Currently, 136 individuals are isolating at home. While six individuals are currently hospitalized, while one of those is in the Intensive Care Unit. There are 618 individuals that have been released from isolation and are considered recovered. 

According to McLean County Health Department Administrator Jessica McKnight, McLean County has now their sixteenth COVID-related death in McLean County, a woman in her 60s. 

“This most recent fatality was not related to a long-term care facility.  Our thoughts are with all those who have been affected by the virus,” said McKnight.

McLean County reported nearly 100 new cases of COVID last week and has averaged over 100 active cases each day. Over 35,900 tests have been resulted for a cumulative positivity rate of 2.2%. 

McLean County Health Department continues to discourage holding or attending large gatherings, which are a high risk for spreading the virus.

“Parties and events where social distancing is not practiced needlessly put all those present in danger. Parties and gatherings are not just a threat for those present,” said McKnight. “Anyone could unknowingly spread the virus to friends, family, or co-workers who are more vulnerable.”

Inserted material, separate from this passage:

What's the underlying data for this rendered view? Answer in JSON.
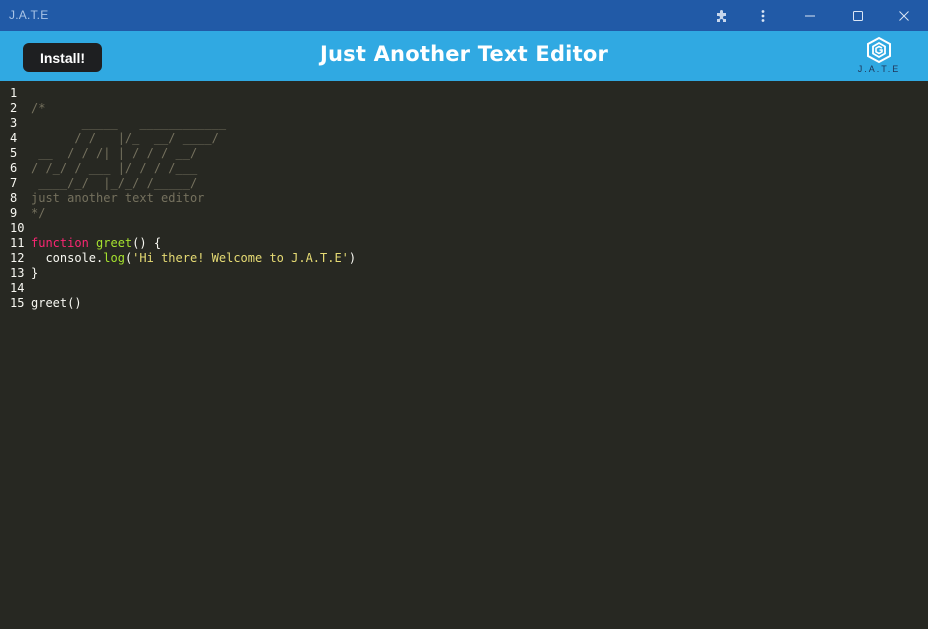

A person can infect another person up to 48 hours before they exhibit any symptoms.  Asymptomatic individuals, or those who never develop symptoms despite testing positive, can also infect others. A person can infect another person up to 48 hours before they exhibit any symptoms.  Asymptomatic individuals, or those who never develop symptoms despite testing positive, can also infect others.

About 7% of McLean County’s COVID cases have been asymptomatic throughout their isolation.

The McLean County health department is recommending that you be tested for COVID 5 to 7 days after attending a party. 

While some people with underlying health conditions are more likely than others to become severely ill, even young healthy individuals can have complications from the virus, and some may even need to be hospitalized.

“Everyone is at risk for getting COVID-19 if they are exposed to the virus. Every interaction with someone outside your household should be treated as a risk for transmission,” said McKnight.